I guess even if you just consider that example, state Austerity disproportionately affects the people who experience intersecting forms of oppression so, ultimately, no. But, something I am scared of, but trying to, write about is an idea of looking both ways. I think identity politics are hugely important. I don’t think they are everything, especially for someone like me who only really experiences oppression as a woman, and privilege in every other aspect of my life. I find the way the term intersectionality is used sometimes defensive and inward looking to the point of not seeing past ourselves as individuals. I think intersectionality is vital, as a way of positioning ourselves within wider struggles, and understanding other’s positions; appreciating why some people react with more emotion to a political conversation because they are actually living what to you might be more of an abstract concept. But yeah, to answer your question, no, everything is so interconnected.

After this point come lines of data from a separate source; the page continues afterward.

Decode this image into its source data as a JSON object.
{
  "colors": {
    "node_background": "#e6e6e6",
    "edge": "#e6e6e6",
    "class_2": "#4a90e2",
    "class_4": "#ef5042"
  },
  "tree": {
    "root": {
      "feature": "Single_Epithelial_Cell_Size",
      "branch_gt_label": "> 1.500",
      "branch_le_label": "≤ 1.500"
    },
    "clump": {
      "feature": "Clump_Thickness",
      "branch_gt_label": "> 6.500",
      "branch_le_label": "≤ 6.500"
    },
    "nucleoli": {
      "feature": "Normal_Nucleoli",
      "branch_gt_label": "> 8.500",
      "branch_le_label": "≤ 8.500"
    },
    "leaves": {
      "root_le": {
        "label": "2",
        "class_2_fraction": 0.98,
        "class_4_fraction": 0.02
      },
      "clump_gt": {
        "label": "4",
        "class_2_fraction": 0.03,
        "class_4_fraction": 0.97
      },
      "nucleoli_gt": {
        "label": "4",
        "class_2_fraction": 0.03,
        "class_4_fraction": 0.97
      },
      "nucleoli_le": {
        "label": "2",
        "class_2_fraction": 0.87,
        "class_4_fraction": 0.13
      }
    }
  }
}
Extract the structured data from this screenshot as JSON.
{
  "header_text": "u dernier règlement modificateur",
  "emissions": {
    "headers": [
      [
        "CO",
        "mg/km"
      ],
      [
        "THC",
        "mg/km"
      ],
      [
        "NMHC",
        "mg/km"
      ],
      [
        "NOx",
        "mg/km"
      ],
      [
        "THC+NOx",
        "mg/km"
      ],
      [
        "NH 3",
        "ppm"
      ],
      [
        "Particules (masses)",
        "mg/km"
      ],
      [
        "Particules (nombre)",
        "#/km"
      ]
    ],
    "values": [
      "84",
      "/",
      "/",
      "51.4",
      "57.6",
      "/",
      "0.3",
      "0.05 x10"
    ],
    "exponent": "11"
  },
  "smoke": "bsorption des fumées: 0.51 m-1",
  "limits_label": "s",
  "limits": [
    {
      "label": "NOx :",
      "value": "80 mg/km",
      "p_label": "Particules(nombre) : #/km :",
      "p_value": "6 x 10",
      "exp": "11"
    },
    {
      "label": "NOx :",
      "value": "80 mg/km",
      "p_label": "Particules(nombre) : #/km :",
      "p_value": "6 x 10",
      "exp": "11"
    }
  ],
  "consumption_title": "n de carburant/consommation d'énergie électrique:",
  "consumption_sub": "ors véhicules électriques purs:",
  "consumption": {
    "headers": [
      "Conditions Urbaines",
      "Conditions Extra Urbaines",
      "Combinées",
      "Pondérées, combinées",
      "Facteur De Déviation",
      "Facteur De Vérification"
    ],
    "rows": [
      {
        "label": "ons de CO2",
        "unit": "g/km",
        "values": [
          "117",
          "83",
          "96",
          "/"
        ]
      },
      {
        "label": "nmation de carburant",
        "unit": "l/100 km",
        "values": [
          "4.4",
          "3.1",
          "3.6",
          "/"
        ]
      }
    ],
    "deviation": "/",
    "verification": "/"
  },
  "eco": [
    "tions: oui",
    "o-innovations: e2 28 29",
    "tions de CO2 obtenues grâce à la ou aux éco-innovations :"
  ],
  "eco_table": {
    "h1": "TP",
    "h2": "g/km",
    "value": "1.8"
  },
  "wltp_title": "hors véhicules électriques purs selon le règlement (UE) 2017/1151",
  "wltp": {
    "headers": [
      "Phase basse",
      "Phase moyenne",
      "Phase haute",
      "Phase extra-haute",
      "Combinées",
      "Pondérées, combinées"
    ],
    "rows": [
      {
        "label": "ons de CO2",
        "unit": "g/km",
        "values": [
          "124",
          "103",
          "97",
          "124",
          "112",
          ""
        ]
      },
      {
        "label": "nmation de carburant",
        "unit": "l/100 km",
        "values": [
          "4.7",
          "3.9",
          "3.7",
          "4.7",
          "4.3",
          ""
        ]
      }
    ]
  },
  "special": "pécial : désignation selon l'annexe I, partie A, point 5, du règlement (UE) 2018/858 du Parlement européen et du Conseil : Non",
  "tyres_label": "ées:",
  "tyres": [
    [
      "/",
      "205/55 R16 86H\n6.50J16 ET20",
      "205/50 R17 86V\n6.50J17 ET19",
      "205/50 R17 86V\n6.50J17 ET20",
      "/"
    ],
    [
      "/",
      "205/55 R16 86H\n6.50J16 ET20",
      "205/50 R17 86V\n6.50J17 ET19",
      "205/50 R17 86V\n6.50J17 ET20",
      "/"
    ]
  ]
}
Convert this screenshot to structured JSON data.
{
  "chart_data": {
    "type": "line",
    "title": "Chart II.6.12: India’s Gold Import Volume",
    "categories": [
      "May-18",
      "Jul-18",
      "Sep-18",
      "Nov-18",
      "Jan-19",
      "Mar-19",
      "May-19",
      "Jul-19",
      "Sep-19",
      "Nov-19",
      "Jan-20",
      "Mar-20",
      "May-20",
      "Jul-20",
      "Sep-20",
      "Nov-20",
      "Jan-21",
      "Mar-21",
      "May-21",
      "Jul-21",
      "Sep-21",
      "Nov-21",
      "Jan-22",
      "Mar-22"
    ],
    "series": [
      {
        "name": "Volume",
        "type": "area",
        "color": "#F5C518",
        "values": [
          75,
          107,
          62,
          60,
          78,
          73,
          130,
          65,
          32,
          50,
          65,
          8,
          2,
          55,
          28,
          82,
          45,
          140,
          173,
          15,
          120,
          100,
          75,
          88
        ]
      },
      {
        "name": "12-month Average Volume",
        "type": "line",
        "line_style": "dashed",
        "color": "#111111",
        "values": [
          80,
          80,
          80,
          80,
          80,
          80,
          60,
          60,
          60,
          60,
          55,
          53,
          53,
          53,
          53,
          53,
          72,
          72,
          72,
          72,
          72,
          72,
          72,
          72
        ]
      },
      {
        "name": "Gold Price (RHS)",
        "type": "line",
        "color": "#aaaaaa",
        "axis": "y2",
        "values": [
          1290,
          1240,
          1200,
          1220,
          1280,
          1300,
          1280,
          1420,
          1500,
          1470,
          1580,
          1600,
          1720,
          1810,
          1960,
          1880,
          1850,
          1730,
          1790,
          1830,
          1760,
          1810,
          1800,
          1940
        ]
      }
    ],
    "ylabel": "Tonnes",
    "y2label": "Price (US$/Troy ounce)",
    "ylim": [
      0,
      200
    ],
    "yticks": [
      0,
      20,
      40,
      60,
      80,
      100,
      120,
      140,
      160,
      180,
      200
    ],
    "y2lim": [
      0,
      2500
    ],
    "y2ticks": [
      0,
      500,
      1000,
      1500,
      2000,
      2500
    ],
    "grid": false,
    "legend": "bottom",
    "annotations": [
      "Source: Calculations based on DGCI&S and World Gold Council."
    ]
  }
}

What are the primary political issues we face, now, in the UK and globally?

The primary battle that a lot of us are facing is just surviving, and sometimes holding to account the (mostly) men that have assaulted and/or abused us and/or our friends. I am livid about the amount of energy and life this has taken from me personally over the past ren2few years, and I wrote about that at the end of my chapter for Nasty Women, which is a brilliant collection of essay’s by women on their experiences of being a woman in the 21st century. Reading all the varied contributions in that book can give some insight into the immediate issues that women* have to navigate in their daily lives, which for many, intersect with other forms of oppression like racism.

Personally I would like to put more energy into migrant solidarity work and fighting this terrifying rise in fascism on both a street and governmental level. For example, the Austrian interior minister just openly spoke about wanting to ‘concentrate’ refugees in camps. I think this just makes plain what has been happening for a while. What scares me most is how little people seem to care, but as I just said, many people do, they just have so much of their own shit to cope with first.

And then beyond all of it, the fucking planet’s dying because of humans, specifically because of industrialised nations, particularly the west. Ultimately to me its clear that the entire way Western society is structured is not sustainable for the planet or for the majority of individual human lives, even those of us that mostly benefit from it, which I see as one of the reasons literally everyone I know has some kind of mental health issue. Capitalism is the root of so many of these problems, putting the creation of profit over the immeasurable value of living things. (Like, what the fuck is fracking?!) At the risk of sounding like a massive hippy/Jedi, I think we need to find balance again, and that isn’t a fixed position, that’s a way of being that responds meaningfully to the people, animals and environment around us. And no, of course I have no idea how to do that.

I think we need to move through pity to empathy, through charity to real solidarity and stay flexible and nuanced. I also think that, basically, whatever the fuck masculinity is under capitalism, is most of the problem.